Facebookのカスタマーサポートチームが、誰かがあなたのアカウントに侵入するのを助けます。
RedditユーザーのSquidWhaleは、誰かが自分のFacebookアカウントのメールアドレス、パスワード、および2要素認証設定を、顧客サポートチームへのメッセージに偽装するだけで変更できたと主張しています。
メッセージはFacebookアカウントに使用されている電子メールアドレスからも送信されず、アカウントが本当に自分に属していることを証明するようハッカーに依頼した後、カスタマーサポート担当者は誤った身元確認を受け入れました。

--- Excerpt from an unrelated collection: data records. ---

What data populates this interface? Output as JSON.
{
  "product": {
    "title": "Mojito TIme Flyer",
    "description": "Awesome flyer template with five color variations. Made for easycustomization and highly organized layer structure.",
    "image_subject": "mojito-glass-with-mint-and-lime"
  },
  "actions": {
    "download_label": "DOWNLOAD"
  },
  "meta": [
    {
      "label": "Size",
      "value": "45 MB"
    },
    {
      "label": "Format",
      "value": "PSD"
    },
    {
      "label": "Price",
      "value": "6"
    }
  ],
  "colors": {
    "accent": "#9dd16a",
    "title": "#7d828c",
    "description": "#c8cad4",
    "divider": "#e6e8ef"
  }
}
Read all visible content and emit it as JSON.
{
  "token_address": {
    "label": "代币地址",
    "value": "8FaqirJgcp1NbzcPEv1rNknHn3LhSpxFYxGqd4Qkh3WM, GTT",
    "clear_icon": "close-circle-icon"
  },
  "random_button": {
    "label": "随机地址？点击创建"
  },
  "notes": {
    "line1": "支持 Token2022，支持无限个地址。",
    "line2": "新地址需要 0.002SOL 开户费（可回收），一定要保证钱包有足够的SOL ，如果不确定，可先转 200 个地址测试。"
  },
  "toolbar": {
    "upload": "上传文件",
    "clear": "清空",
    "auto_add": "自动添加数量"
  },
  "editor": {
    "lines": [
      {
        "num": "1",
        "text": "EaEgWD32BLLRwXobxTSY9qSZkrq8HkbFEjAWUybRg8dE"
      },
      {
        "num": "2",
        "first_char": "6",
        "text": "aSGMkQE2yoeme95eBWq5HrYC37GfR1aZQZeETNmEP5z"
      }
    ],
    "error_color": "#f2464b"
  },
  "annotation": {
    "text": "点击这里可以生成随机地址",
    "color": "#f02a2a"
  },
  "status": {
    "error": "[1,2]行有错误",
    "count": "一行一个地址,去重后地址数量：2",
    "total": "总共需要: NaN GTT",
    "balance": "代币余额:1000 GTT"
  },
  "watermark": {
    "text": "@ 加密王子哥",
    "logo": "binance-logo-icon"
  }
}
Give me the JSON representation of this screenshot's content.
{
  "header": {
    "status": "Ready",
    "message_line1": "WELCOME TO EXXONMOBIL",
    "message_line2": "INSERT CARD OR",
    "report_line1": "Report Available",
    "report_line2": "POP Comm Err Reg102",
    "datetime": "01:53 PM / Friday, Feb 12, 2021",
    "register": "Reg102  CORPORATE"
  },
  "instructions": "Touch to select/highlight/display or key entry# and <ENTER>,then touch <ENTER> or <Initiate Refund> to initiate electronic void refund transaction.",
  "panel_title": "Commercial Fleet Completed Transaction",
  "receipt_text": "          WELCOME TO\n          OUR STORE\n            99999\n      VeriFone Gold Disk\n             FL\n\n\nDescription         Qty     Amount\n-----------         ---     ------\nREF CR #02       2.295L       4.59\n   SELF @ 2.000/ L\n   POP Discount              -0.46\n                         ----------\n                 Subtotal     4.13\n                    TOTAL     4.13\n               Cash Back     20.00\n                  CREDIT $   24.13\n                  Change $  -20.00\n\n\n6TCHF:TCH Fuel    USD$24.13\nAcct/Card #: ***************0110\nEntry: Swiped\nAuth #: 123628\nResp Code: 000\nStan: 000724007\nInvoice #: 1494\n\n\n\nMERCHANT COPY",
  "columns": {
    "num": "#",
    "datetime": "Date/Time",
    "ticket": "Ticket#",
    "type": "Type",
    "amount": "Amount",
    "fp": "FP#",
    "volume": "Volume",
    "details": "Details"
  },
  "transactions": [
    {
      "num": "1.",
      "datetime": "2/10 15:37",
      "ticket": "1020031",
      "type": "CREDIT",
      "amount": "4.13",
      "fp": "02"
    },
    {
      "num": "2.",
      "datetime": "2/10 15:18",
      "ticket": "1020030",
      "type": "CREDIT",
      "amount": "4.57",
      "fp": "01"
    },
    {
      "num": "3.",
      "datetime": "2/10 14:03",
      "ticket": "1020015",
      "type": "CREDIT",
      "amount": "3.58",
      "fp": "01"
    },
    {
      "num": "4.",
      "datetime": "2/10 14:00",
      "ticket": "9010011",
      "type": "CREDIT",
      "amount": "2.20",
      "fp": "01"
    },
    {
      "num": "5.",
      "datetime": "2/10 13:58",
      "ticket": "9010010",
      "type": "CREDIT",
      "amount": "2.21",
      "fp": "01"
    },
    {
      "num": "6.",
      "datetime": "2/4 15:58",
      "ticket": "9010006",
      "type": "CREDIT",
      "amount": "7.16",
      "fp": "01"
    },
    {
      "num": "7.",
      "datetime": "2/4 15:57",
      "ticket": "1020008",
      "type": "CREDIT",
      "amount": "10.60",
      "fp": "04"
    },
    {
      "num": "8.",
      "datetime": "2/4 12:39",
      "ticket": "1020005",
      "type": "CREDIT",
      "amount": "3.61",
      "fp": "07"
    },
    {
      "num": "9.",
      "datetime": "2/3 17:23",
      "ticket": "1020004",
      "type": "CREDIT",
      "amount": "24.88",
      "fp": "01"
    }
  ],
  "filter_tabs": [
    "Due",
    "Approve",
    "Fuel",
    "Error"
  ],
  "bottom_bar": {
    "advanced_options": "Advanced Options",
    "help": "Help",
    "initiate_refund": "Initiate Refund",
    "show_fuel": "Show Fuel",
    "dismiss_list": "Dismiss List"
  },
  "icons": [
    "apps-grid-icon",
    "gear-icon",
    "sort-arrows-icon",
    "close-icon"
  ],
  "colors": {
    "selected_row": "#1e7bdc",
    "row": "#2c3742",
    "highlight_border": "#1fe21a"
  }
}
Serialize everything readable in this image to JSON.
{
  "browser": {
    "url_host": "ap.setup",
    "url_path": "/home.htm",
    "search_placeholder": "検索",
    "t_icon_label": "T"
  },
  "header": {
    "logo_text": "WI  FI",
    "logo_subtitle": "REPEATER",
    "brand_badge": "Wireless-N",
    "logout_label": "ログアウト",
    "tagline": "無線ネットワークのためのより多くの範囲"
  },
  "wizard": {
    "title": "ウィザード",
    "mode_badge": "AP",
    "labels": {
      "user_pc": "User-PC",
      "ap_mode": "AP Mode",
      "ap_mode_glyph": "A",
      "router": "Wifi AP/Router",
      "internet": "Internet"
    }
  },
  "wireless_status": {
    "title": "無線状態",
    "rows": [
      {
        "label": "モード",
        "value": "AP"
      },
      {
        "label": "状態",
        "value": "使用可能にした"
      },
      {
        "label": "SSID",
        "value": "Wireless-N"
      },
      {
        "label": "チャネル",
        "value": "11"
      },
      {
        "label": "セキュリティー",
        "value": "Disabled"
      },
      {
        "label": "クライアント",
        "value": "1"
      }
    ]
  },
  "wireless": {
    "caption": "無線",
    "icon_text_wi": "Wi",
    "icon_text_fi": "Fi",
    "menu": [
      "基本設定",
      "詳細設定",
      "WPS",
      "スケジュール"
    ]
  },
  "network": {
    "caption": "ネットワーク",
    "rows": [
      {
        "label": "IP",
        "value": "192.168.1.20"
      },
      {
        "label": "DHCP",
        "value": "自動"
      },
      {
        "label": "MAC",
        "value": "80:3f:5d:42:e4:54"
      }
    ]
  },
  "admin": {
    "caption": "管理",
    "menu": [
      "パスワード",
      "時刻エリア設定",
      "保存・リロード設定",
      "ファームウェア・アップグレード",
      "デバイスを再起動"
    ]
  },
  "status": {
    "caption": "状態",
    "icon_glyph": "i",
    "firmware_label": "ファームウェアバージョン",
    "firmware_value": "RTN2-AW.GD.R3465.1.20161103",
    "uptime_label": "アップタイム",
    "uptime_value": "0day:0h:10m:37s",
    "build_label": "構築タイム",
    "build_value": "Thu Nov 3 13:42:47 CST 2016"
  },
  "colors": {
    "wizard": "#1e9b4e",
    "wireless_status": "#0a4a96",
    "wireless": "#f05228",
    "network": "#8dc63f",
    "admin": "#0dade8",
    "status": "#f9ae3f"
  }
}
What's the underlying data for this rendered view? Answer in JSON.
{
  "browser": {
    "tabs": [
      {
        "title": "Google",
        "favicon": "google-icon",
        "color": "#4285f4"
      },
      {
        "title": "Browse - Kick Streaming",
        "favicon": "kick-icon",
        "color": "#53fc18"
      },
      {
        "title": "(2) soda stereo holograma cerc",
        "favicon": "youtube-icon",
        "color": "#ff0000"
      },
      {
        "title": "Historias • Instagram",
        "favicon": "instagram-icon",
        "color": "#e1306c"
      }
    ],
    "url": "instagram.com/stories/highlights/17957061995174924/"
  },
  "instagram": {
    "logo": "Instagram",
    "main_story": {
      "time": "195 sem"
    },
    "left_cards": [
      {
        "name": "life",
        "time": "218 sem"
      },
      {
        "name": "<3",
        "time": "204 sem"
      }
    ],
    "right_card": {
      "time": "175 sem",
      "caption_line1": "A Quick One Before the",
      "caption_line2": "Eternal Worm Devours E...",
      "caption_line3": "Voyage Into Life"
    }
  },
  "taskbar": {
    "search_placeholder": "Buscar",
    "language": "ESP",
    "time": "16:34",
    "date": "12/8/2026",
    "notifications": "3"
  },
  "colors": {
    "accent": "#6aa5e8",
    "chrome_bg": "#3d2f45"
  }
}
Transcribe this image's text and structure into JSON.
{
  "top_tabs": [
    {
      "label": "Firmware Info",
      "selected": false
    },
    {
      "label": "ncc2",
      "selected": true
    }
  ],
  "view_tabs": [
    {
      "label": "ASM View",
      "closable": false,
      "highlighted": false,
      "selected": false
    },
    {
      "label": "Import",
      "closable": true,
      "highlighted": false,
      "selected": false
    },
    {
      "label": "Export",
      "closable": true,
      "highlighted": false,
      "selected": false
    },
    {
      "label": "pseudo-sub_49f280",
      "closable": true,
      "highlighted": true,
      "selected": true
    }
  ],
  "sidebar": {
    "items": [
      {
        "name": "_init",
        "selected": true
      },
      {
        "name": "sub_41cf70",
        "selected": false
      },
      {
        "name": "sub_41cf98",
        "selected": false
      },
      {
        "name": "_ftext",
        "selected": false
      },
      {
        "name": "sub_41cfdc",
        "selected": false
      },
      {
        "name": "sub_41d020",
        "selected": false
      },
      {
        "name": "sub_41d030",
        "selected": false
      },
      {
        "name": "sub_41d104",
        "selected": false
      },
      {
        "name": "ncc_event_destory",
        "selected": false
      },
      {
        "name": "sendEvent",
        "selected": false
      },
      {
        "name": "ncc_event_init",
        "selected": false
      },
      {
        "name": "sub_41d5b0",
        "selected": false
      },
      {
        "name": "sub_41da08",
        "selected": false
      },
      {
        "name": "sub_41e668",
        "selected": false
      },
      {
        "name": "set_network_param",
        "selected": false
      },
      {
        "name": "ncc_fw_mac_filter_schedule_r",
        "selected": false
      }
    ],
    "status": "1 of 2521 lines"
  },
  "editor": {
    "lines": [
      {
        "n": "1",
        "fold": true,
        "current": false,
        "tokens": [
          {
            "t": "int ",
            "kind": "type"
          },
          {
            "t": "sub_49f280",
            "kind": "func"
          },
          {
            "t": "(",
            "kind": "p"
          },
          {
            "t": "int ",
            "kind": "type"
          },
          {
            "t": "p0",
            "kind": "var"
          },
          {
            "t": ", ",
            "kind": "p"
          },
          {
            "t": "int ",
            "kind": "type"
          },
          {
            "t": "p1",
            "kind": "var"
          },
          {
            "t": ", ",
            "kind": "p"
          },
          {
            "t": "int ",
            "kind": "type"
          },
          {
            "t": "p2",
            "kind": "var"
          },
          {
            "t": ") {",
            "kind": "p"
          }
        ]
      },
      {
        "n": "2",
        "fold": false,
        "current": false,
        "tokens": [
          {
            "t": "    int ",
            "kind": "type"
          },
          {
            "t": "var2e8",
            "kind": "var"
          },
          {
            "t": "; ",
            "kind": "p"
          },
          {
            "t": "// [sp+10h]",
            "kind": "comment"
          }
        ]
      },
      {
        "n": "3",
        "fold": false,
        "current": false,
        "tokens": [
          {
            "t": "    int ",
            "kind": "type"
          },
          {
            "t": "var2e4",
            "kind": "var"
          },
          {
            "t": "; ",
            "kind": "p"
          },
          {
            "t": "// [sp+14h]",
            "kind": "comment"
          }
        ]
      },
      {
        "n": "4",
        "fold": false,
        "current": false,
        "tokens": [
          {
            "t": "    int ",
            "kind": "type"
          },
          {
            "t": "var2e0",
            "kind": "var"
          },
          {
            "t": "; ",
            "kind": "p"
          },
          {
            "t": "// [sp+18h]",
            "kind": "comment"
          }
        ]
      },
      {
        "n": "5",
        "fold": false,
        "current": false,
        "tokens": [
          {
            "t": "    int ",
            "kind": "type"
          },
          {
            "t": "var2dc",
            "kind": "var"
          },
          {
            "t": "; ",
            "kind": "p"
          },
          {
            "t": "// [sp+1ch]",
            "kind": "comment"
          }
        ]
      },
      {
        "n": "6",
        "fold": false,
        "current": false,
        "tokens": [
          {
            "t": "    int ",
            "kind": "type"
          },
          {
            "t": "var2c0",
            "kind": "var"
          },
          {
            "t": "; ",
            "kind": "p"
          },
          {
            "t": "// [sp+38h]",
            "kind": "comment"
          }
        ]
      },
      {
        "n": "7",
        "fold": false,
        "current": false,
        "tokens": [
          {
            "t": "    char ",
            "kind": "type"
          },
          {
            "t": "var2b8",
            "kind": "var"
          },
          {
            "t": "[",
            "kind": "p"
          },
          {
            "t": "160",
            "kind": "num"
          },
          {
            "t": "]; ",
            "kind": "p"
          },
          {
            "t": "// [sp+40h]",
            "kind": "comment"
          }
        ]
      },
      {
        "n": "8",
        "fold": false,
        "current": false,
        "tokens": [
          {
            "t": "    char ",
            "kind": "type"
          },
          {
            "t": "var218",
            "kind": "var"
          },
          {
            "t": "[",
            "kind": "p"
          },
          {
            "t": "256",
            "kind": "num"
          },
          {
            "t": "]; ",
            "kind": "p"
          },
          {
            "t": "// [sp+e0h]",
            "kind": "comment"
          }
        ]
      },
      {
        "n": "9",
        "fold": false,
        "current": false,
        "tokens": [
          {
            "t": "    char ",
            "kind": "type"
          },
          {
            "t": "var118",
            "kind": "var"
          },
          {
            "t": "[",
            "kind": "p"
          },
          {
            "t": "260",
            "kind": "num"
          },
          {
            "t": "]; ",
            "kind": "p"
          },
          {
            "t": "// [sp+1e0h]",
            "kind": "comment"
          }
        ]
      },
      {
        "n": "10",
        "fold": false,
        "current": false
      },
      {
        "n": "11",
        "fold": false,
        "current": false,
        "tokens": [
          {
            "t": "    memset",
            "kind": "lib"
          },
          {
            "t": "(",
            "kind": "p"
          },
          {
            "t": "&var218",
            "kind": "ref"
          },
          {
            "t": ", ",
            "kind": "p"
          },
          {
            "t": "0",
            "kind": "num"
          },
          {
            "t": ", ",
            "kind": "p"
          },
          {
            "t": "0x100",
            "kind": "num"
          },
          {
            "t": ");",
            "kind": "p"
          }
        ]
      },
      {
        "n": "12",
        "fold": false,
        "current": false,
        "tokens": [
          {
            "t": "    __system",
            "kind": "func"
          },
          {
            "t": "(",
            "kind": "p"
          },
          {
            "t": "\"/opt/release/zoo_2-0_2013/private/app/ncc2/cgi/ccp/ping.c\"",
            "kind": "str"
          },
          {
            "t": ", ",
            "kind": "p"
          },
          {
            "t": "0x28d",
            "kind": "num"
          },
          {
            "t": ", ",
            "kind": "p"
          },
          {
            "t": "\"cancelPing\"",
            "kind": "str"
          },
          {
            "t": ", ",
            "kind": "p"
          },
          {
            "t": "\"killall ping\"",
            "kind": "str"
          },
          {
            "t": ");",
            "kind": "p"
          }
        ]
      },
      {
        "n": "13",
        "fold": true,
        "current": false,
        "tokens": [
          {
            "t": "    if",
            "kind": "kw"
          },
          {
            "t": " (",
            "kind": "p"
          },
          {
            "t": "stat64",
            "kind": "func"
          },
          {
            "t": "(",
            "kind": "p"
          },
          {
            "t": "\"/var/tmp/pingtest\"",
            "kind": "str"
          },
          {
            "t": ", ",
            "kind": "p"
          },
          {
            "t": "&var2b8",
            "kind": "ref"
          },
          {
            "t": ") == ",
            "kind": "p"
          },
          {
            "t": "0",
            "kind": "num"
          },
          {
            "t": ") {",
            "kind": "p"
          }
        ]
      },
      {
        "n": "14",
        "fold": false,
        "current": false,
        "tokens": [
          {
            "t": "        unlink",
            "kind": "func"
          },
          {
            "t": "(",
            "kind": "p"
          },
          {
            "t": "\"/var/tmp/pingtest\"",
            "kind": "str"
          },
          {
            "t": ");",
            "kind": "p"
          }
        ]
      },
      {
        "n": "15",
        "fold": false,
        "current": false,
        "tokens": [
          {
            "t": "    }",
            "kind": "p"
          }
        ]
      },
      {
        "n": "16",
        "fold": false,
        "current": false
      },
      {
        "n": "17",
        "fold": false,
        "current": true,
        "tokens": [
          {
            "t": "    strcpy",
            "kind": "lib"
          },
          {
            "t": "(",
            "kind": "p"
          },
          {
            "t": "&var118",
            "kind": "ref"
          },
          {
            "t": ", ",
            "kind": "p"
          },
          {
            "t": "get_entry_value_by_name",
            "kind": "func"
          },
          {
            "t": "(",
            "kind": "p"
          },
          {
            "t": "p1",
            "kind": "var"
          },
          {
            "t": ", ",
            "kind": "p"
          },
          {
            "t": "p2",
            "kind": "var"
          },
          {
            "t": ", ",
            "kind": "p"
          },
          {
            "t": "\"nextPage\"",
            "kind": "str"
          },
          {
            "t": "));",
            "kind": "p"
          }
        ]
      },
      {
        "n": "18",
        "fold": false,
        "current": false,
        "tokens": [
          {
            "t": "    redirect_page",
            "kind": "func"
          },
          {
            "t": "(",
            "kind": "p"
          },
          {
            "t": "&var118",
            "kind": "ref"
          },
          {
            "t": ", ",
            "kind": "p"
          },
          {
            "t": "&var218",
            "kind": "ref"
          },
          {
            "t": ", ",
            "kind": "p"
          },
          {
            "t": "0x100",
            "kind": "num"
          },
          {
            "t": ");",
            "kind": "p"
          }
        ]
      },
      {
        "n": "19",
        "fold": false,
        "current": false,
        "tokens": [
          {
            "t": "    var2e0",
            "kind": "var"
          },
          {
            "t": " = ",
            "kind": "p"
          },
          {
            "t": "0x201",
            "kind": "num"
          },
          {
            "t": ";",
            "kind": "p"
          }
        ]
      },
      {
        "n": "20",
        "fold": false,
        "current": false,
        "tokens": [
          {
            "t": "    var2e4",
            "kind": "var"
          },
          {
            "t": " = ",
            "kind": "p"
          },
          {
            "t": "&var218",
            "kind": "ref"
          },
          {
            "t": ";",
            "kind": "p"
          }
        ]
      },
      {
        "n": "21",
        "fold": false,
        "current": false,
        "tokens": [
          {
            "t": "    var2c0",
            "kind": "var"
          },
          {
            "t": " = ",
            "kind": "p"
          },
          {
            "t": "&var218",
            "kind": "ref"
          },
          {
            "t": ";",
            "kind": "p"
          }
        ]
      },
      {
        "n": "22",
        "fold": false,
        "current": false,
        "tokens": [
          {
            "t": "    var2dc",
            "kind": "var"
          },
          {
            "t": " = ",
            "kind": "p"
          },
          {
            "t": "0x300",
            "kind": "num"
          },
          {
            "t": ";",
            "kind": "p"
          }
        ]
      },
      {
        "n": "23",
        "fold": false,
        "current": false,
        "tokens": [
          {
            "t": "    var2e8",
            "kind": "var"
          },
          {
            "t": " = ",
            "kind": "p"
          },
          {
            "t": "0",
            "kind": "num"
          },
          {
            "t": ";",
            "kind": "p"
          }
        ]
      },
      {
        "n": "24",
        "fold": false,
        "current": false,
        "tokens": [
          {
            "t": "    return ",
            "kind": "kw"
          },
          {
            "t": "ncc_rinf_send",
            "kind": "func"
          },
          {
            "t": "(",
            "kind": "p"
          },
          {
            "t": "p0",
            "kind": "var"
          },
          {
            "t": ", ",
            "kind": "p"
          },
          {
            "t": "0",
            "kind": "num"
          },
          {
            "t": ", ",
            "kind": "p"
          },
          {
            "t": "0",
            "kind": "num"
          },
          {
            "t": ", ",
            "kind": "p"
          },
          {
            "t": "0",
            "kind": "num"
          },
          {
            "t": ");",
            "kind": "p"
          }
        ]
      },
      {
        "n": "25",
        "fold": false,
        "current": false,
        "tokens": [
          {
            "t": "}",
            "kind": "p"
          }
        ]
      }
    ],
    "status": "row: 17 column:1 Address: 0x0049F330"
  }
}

ハッカーがアカウントにアクセスするのに必要なのはこれだけです。それが完了したら、彼はすべてのログイン情報を変更し、アカウント所有者の事業に向けられたいくつかのFacebookページを削除し、そして正当な所有者の婚約者にディック写真を送りました。
事件全体は開始から終了まで4時間かかりました。ハッカーがアカウントの所有者のメールアドレスやパスワードを持っていなくてもかまいません。アカウント所有者が2要素認証を有効にしていても、問題ありません。
重要なことは、Facebookのカスタマーサポートが、間違った住所からの電子メールで、電話を持っていない、間違ったIDを提供している、と表示されているにもかかわらず、これらの設定を変更しようとしたことです。
これはすべてソーシャルエンジニアリングと呼ばれる技術のおかげです。暗号化を破ったり、データを盗んだり、その他の方法で技術情報を使って他の人の情報にアクセスするのではなく、ソーシャルエンジニアリングは説得力のある嘘をつくことに頼っています。
からこのビデオを見てください 融合 「The Real Future」は、泣いている赤ちゃんのYouTubeのクリップとドラマチックな演技だけで、編集者のKevin Rooseの電話アカウントにアクセスできる女性を表しています。
ソーシャルエンジニアリングに対して脆弱なのはFacebookだけではありません。今年初め、アマゾンは偽装している人に顧客の個人情報を渡したと非難されました。
つい最近、公民権活動家のDeRay McKessonのTwitterアカウントがソーシャルエンジニアリングを介して盗まれた。ハッカーはベライゾンへの電話でMcKessonになりすまし、自分の番号に関連付けられているSIMカードを変更してから、そのアクセスを使用してMcKessonのアカウントで2要素認証を回避しました。
SquidWhaleは最終的に彼のアカウントへのアクセスを許可されました。 McKessonのTwitterアカウントが彼に返されました。しかし、それは彼らが彼ら自身を防ごうとしたにもかかわらず彼らが重要なサービスへのアクセスを失ったという事実を変えません。
オンラインで身を守るためにできることは、そんなに多くの人々にしかできません。強力でユニークなパスワードを使用してください。これらのひどいパスワードを使わないでください。二要素認証を設定します。転送中に誰かがログインの詳細を傍受する可能性がある安全でない接続を避けます。
この事業主は、これらすべてを行いました。しかし、カスタマーサポートチームがアカウントを変更したり機密情報を調べたりすることができる限り、個人データを取り巻く比喩的な垣根には常に弱い関連性があります。
Facebookはこの事件についてのインタビューの要求にまだ応答していませんが、それが行われたらこの記事を更新します。